Enquanto os partidos políticos tiverem donos ao invés de líderes, o resultado eleitoral continuará sendo o mesmo e a atuação dos eleitos também não mudará em nada. As regras eleitorais brasileiras só mudam (e mudam antes de cada eleição) para beneficiar interesses partidários, jamais para favorecer a construção de uma democracia que possa funcionar como deveria. E, além desse fator já desastroso por si, ainda temos a “extrovenga jabuticabística” da Justiça Eleitoral, cujas (absurdas) prerrogativas mudam ou criam regras que interferem tanto no processo eleitoral quanto na possibilidade de alguns candidatos serem eleitos, efeito da mesma “cachaça” do poder.
Temos ainda o “alcoolismo” da toga, com teor alcoólico tão poderoso que nem é preciso beber para ficar tonto. Basta saber que o copo lhe pertence que o togado fica imediatamente calibrado a ponto de não conseguir mais ler o que diz a Constituição Federal. Cheio até o talo, ele passa a criar suas próprias leis e ameaçar as pessoas, perseguir, ofender, agredir, tal qual faz um bêbado quando arruma briga no bar. O problema, nesse caso, é que ao chamar a polícia para o bêbado, ela prende o perseguido, o ofendido, o agredido, e ainda dá um jeito de tirar o bebum de cena e construir uma narrativa que justifique seu trançar de pernas. Alguns ficam altos até bebendo água.

E claro, não poderia deixar de citar, o mais tomado pela “embriaguez” do poder que ocupa a presidência da república. Em seu terceiro porre, ele já não mede palavras, não respeita as pessoas e não se comporta nos ambientes com a liturgia que o cargo exige. Como todo aquele que tem o “caneco cheio” de poder, ele gasta mais do que tem para gastar, promete coisas que nunca vai cumprir e logo se esquece do que disse, faz espetáculo por onde passa e se vinga dos adversários, dizendo depois que não teve nada a ver com isso.

A dosimetria aprovada pela Câmara dos Deputados é a prova mais concreta de que os mamadores do poder no Brasil erraram a dose há muito tempo.

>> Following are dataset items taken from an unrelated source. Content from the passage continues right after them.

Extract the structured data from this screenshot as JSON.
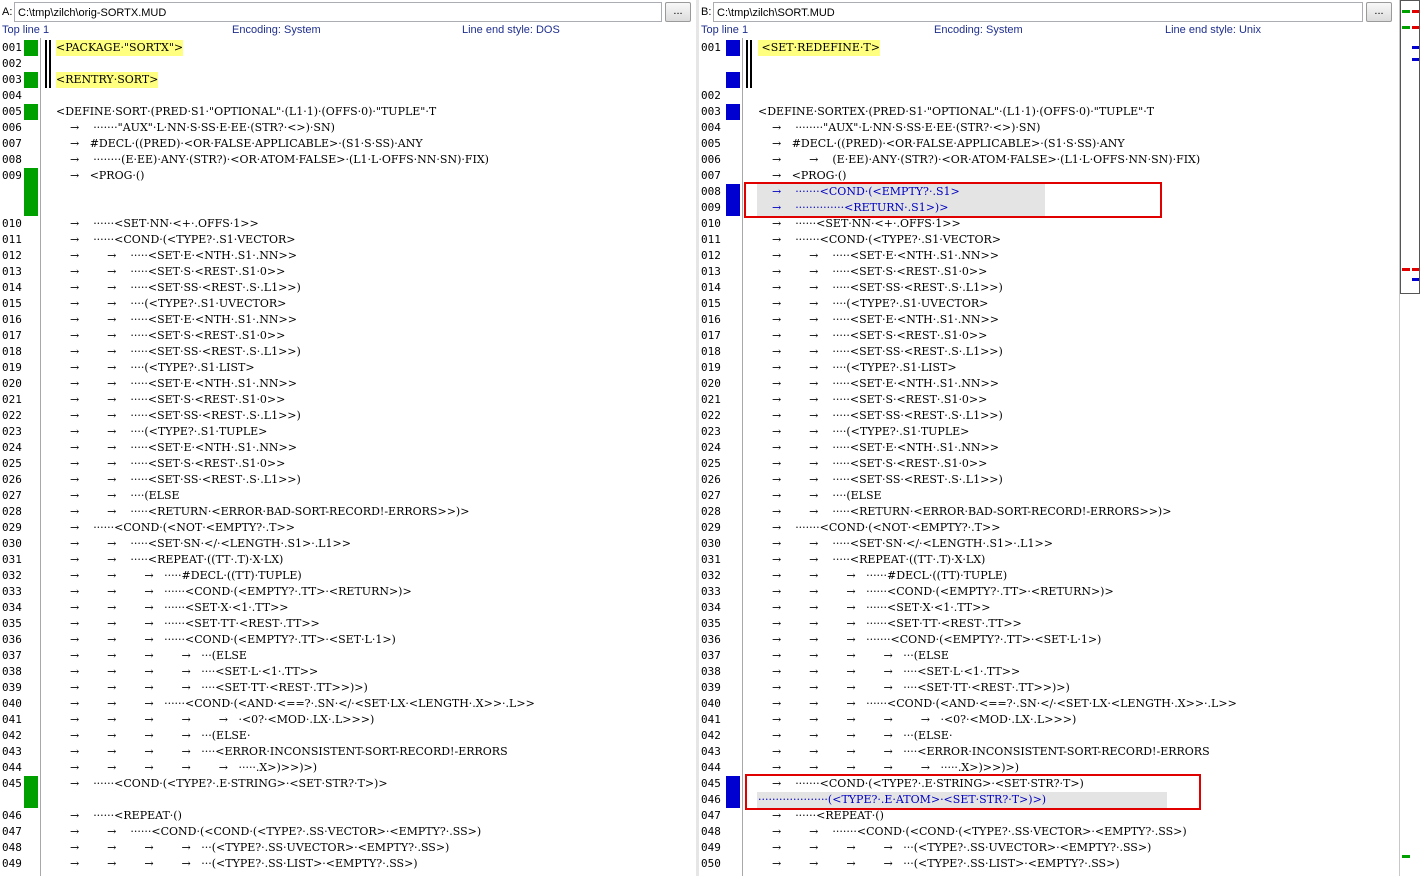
{
  "colors": {
    "inserted": "#00a000",
    "changed": "#0000d0",
    "highlight": "#ffff80",
    "box": "#e00000"
  },
  "left": {
    "side": "A:",
    "path": "C:\\tmp\\zilch\\orig-SORTX.MUD",
    "browse": "...",
    "top_line": "Top line 1",
    "encoding": "Encoding: System",
    "line_end": "Line end style: DOS",
    "rows": [
      {
        "ln": "001",
        "text": "<PACKAGE·\"SORTX\">",
        "slot": 0
      },
      {
        "ln": "002",
        "text": "",
        "slot": 1
      },
      {
        "ln": "003",
        "text": "<RENTRY·SORT>",
        "slot": 2
      },
      {
        "ln": "004",
        "text": "",
        "slot": 3
      },
      {
        "ln": "005",
        "text": "<DEFINE·SORT·(PRED·S1·\"OPTIONAL\"·(L1·1)·(OFFS·0)·\"TUPLE\"·T",
        "slot": 4
      },
      {
        "ln": "006",
        "text": "    →    ·······\"AUX\"·L·NN·S·SS·E·EE·(STR?·<>)·SN)",
        "slot": 5
      },
      {
        "ln": "007",
        "text": "    →   #DECL·((PRED)·<OR·FALSE·APPLICABLE>·(S1·S·SS)·ANY",
        "slot": 6
      },
      {
        "ln": "008",
        "text": "    →    ········(E·EE)·ANY·(STR?)·<OR·ATOM·FALSE>·(L1·L·OFFS·NN·SN)·FIX)",
        "slot": 7
      },
      {
        "ln": "009",
        "text": "    →   <PROG·()",
        "slot": 8
      },
      {
        "ln": "010",
        "text": "    →    ······<SET·NN·<+·.OFFS·1>>",
        "slot": 11
      },
      {
        "ln": "011",
        "text": "    →    ······<COND·(<TYPE?·.S1·VECTOR>",
        "slot": 12
      },
      {
        "ln": "012",
        "text": "    →        →    ·····<SET·E·<NTH·.S1·.NN>>",
        "slot": 13
      },
      {
        "ln": "013",
        "text": "    →        →    ·····<SET·S·<REST·.S1·0>>",
        "slot": 14
      },
      {
        "ln": "014",
        "text": "    →        →    ·····<SET·SS·<REST·.S·.L1>>)",
        "slot": 15
      },
      {
        "ln": "015",
        "text": "    →        →    ····(<TYPE?·.S1·UVECTOR>",
        "slot": 16
      },
      {
        "ln": "016",
        "text": "    →        →    ·····<SET·E·<NTH·.S1·.NN>>",
        "slot": 17
      },
      {
        "ln": "017",
        "text": "    →        →    ·····<SET·S·<REST·.S1·0>>",
        "slot": 18
      },
      {
        "ln": "018",
        "text": "    →        →    ·····<SET·SS·<REST·.S·.L1>>)",
        "slot": 19
      },
      {
        "ln": "019",
        "text": "    →        →    ····(<TYPE?·.S1·LIST>",
        "slot": 20
      },
      {
        "ln": "020",
        "text": "    →        →    ·····<SET·E·<NTH·.S1·.NN>>",
        "slot": 21
      },
      {
        "ln": "021",
        "text": "    →        →    ·····<SET·S·<REST·.S1·0>>",
        "slot": 22
      },
      {
        "ln": "022",
        "text": "    →        →    ·····<SET·SS·<REST·.S·.L1>>)",
        "slot": 23
      },
      {
        "ln": "023",
        "text": "    →        →    ····(<TYPE?·.S1·TUPLE>",
        "slot": 24
      },
      {
        "ln": "024",
        "text": "    →        →    ·····<SET·E·<NTH·.S1·.NN>>",
        "slot": 25
      },
      {
        "ln": "025",
        "text": "    →        →    ·····<SET·S·<REST·.S1·0>>",
        "slot": 26
      },
      {
        "ln": "026",
        "text": "    →        →    ·····<SET·SS·<REST·.S·.L1>>)",
        "slot": 27
      },
      {
        "ln": "027",
        "text": "    →        →    ····(ELSE",
        "slot": 28
      },
      {
        "ln": "028",
        "text": "    →        →    ·····<RETURN·<ERROR·BAD-SORT-RECORD!-ERRORS>>)>",
        "slot": 29
      },
      {
        "ln": "029",
        "text": "    →    ······<COND·(<NOT·<EMPTY?·.T>>",
        "slot": 30
      },
      {
        "ln": "030",
        "text": "    →        →    ·····<SET·SN·</·<LENGTH·.S1>·.L1>>",
        "slot": 31
      },
      {
        "ln": "031",
        "text": "    →        →    ·····<REPEAT·((TT·.T)·X·LX)",
        "slot": 32
      },
      {
        "ln": "032",
        "text": "    →        →        →   ·····#DECL·((TT)·TUPLE)",
        "slot": 33
      },
      {
        "ln": "033",
        "text": "    →        →        →   ······<COND·(<EMPTY?·.TT>·<RETURN>)>",
        "slot": 34
      },
      {
        "ln": "034",
        "text": "    →        →        →   ······<SET·X·<1·.TT>>",
        "slot": 35
      },
      {
        "ln": "035",
        "text": "    →        →        →   ······<SET·TT·<REST·.TT>>",
        "slot": 36
      },
      {
        "ln": "036",
        "text": "    →        →        →   ······<COND·(<EMPTY?·.TT>·<SET·L·1>)",
        "slot": 37
      },
      {
        "ln": "037",
        "text": "    →        →        →        →   ···(ELSE",
        "slot": 38
      },
      {
        "ln": "038",
        "text": "    →        →        →        →   ····<SET·L·<1·.TT>>",
        "slot": 39
      },
      {
        "ln": "039",
        "text": "    →        →        →        →   ····<SET·TT·<REST·.TT>>)>)",
        "slot": 40
      },
      {
        "ln": "040",
        "text": "    →        →        →   ······<COND·(<AND·<==?·.SN·</·<SET·LX·<LENGTH·.X>>·.L>>",
        "slot": 41
      },
      {
        "ln": "041",
        "text": "    →        →        →        →        →   ·<0?·<MOD·.LX·.L>>>)",
        "slot": 42
      },
      {
        "ln": "042",
        "text": "    →        →        →        →   ···(ELSE·",
        "slot": 43
      },
      {
        "ln": "043",
        "text": "    →        →        →        →   ····<ERROR·INCONSISTENT-SORT-RECORD!-ERRORS",
        "slot": 44
      },
      {
        "ln": "044",
        "text": "    →        →        →        →        →   ·····.X>)>>)>)",
        "slot": 45
      },
      {
        "ln": "045",
        "text": "    →    ······<COND·(<TYPE?·.E·STRING>·<SET·STR?·T>)>",
        "slot": 46
      },
      {
        "ln": "046",
        "text": "    →    ······<REPEAT·()",
        "slot": 48
      },
      {
        "ln": "047",
        "text": "    →        →    ······<COND·(<COND·(<TYPE?·.SS·VECTOR>·<EMPTY?·.SS>)",
        "slot": 49
      },
      {
        "ln": "048",
        "text": "    →        →        →        →   ···(<TYPE?·.SS·UVECTOR>·<EMPTY?·.SS>)",
        "slot": 50
      },
      {
        "ln": "049",
        "text": "    →        →        →        →   ···(<TYPE?·.SS·LIST>·<EMPTY?·.SS>)",
        "slot": 51
      }
    ]
  },
  "right": {
    "side": "B:",
    "path": "C:\\tmp\\zilch\\SORT.MUD",
    "browse": "...",
    "top_line": "Top line 1",
    "encoding": "Encoding: System",
    "line_end": "Line end style: Unix",
    "rows": [
      {
        "ln": "001",
        "text": " <SET·REDEFINE·T>",
        "slot": 0
      },
      {
        "ln": "002",
        "text": "",
        "slot": 3
      },
      {
        "ln": "003",
        "text": "<DEFINE·SORTEX·(PRED·S1·\"OPTIONAL\"·(L1·1)·(OFFS·0)·\"TUPLE\"·T",
        "slot": 4
      },
      {
        "ln": "004",
        "text": "    →    ········\"AUX\"·L·NN·S·SS·E·EE·(STR?·<>)·SN)",
        "slot": 5
      },
      {
        "ln": "005",
        "text": "    →   #DECL·((PRED)·<OR·FALSE·APPLICABLE>·(S1·S·SS)·ANY",
        "slot": 6
      },
      {
        "ln": "006",
        "text": "    →        →    (E·EE)·ANY·(STR?)·<OR·ATOM·FALSE>·(L1·L·OFFS·NN·SN)·FIX)",
        "slot": 7
      },
      {
        "ln": "007",
        "text": "    →   <PROG·()",
        "slot": 8
      },
      {
        "ln": "008",
        "text": "    →    ·······<COND·(<EMPTY?·.S1>",
        "slot": 9
      },
      {
        "ln": "009",
        "text": "    →    ··············<RETURN·.S1>)>",
        "slot": 10
      },
      {
        "ln": "010",
        "text": "    →    ······<SET·NN·<+·.OFFS·1>>",
        "slot": 11
      },
      {
        "ln": "011",
        "text": "    →    ·······<COND·(<TYPE?·.S1·VECTOR>",
        "slot": 12
      },
      {
        "ln": "012",
        "text": "    →        →    ·····<SET·E·<NTH·.S1·.NN>>",
        "slot": 13
      },
      {
        "ln": "013",
        "text": "    →        →    ·····<SET·S·<REST·.S1·0>>",
        "slot": 14
      },
      {
        "ln": "014",
        "text": "    →        →    ·····<SET·SS·<REST·.S·.L1>>)",
        "slot": 15
      },
      {
        "ln": "015",
        "text": "    →        →    ····(<TYPE?·.S1·UVECTOR>",
        "slot": 16
      },
      {
        "ln": "016",
        "text": "    →        →    ·····<SET·E·<NTH·.S1·.NN>>",
        "slot": 17
      },
      {
        "ln": "017",
        "text": "    →        →    ·····<SET·S·<REST·.S1·0>>",
        "slot": 18
      },
      {
        "ln": "018",
        "text": "    →        →    ·····<SET·SS·<REST·.S·.L1>>)",
        "slot": 19
      },
      {
        "ln": "019",
        "text": "    →        →    ····(<TYPE?·.S1·LIST>",
        "slot": 20
      },
      {
        "ln": "020",
        "text": "    →        →    ·····<SET·E·<NTH·.S1·.NN>>",
        "slot": 21
      },
      {
        "ln": "021",
        "text": "    →        →    ·····<SET·S·<REST·.S1·0>>",
        "slot": 22
      },
      {
        "ln": "022",
        "text": "    →        →    ·····<SET·SS·<REST·.S·.L1>>)",
        "slot": 23
      },
      {
        "ln": "023",
        "text": "    →        →    ····(<TYPE?·.S1·TUPLE>",
        "slot": 24
      },
      {
        "ln": "024",
        "text": "    →        →    ·····<SET·E·<NTH·.S1·.NN>>",
        "slot": 25
      },
      {
        "ln": "025",
        "text": "    →        →    ·····<SET·S·<REST·.S1·0>>",
        "slot": 26
      },
      {
        "ln": "026",
        "text": "    →        →    ·····<SET·SS·<REST·.S·.L1>>)",
        "slot": 27
      },
      {
        "ln": "027",
        "text": "    →        →    ····(ELSE",
        "slot": 28
      },
      {
        "ln": "028",
        "text": "    →        →    ·····<RETURN·<ERROR·BAD-SORT-RECORD!-ERRORS>>)>",
        "slot": 29
      },
      {
        "ln": "029",
        "text": "    →    ·······<COND·(<NOT·<EMPTY?·.T>>",
        "slot": 30
      },
      {
        "ln": "030",
        "text": "    →        →    ·····<SET·SN·</·<LENGTH·.S1>·.L1>>",
        "slot": 31
      },
      {
        "ln": "031",
        "text": "    →        →    ·····<REPEAT·((TT·.T)·X·LX)",
        "slot": 32
      },
      {
        "ln": "032",
        "text": "    →        →        →   ······#DECL·((TT)·TUPLE)",
        "slot": 33
      },
      {
        "ln": "033",
        "text": "    →        →        →   ······<COND·(<EMPTY?·.TT>·<RETURN>)>",
        "slot": 34
      },
      {
        "ln": "034",
        "text": "    →        →        →   ······<SET·X·<1·.TT>>",
        "slot": 35
      },
      {
        "ln": "035",
        "text": "    →        →        →   ······<SET·TT·<REST·.TT>>",
        "slot": 36
      },
      {
        "ln": "036",
        "text": "    →        →        →   ·······<COND·(<EMPTY?·.TT>·<SET·L·1>)",
        "slot": 37
      },
      {
        "ln": "037",
        "text": "    →        →        →        →   ···(ELSE",
        "slot": 38
      },
      {
        "ln": "038",
        "text": "    →        →        →        →   ····<SET·L·<1·.TT>>",
        "slot": 39
      },
      {
        "ln": "039",
        "text": "    →        →        →        →   ····<SET·TT·<REST·.TT>>)>)",
        "slot": 40
      },
      {
        "ln": "040",
        "text": "    →        →        →   ······<COND·(<AND·<==?·.SN·</·<SET·LX·<LENGTH·.X>>·.L>>",
        "slot": 41
      },
      {
        "ln": "041",
        "text": "    →        →        →        →        →   ·<0?·<MOD·.LX·.L>>>)",
        "slot": 42
      },
      {
        "ln": "042",
        "text": "    →        →        →        →   ···(ELSE·",
        "slot": 43
      },
      {
        "ln": "043",
        "text": "    →        →        →        →   ····<ERROR·INCONSISTENT-SORT-RECORD!-ERRORS",
        "slot": 44
      },
      {
        "ln": "044",
        "text": "    →        →        →        →        →   ·····.X>)>>)>)",
        "slot": 45
      },
      {
        "ln": "045",
        "text": "    →    ·······<COND·(<TYPE?·.E·STRING>·<SET·STR?·T>)",
        "slot": 46
      },
      {
        "ln": "046",
        "text": "····················(<TYPE?·.E·ATOM>·<SET·STR?·T>)>)",
        "slot": 47
      },
      {
        "ln": "047",
        "text": "    →    ······<REPEAT·()",
        "slot": 48
      },
      {
        "ln": "048",
        "text": "    →        →    ·······<COND·(<COND·(<TYPE?·.SS·VECTOR>·<EMPTY?·.SS>)",
        "slot": 49
      },
      {
        "ln": "049",
        "text": "    →        →        →        →   ···(<TYPE?·.SS·UVECTOR>·<EMPTY?·.SS>)",
        "slot": 50
      },
      {
        "ln": "050",
        "text": "    →        →        →        →   ···(<TYPE?·.SS·LIST>·<EMPTY?·.SS>)",
        "slot": 51
      }
    ]
  }
}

Como todo bêbado, envergonhados do que fizeram, optaram por uma alternativa paliativa que não corrige os erros, só ameniza os danos irreparáveis causados aos presos do 8 de janeiro, a Jair Bolsonaro, aos militares, à Constituição Federal e à confiança do povo brasileiro na república e na democracia. Inimputáveis como Adélio Bispo não serão responsabilizados pela facada que deram na nação brasileira.
Aprendi com minha mãe a me manter afastado de doidos e bêbados, lição que deputados, senadores, presidentes de partido, empresários e muitos da imprensa militante não aprenderam. Quem apoia, aplaude ou aceita dar palanque para embriagados, não pode dizer que não sabia ou que não tinha nada a ver com isso.
Mesmo com a aprovação da dosimetria pela Câmara dos Deputados, que ainda precisa ser aprovada pelo Senado e ser sancionada ou vetada por Lula – e se vetar ainda terão que derrubar seus vetos – os inocentes presos no 8 de janeiro passarão Natal e ano novo na cadeia, longe de suas famílias, bebendo água, comendo comida de cadeia.
Ao mesmo tempo, toda a cúpula dos 3 poderes estará em suas casas ou viajando pelo exterior, bebendo bons vinhos, whiskys, espumantes e comendo ceias magníficas, assim como milhares de assaltantes, assassinos, estupradores, traficantes e pedófilos que foram soltos em audiências de custódia, além dos ladrões do INSS, do dono do Banco Master e outros criminosos do colarinho branco que sabem curtir o “fogo" do poder sem ficar de ressaca.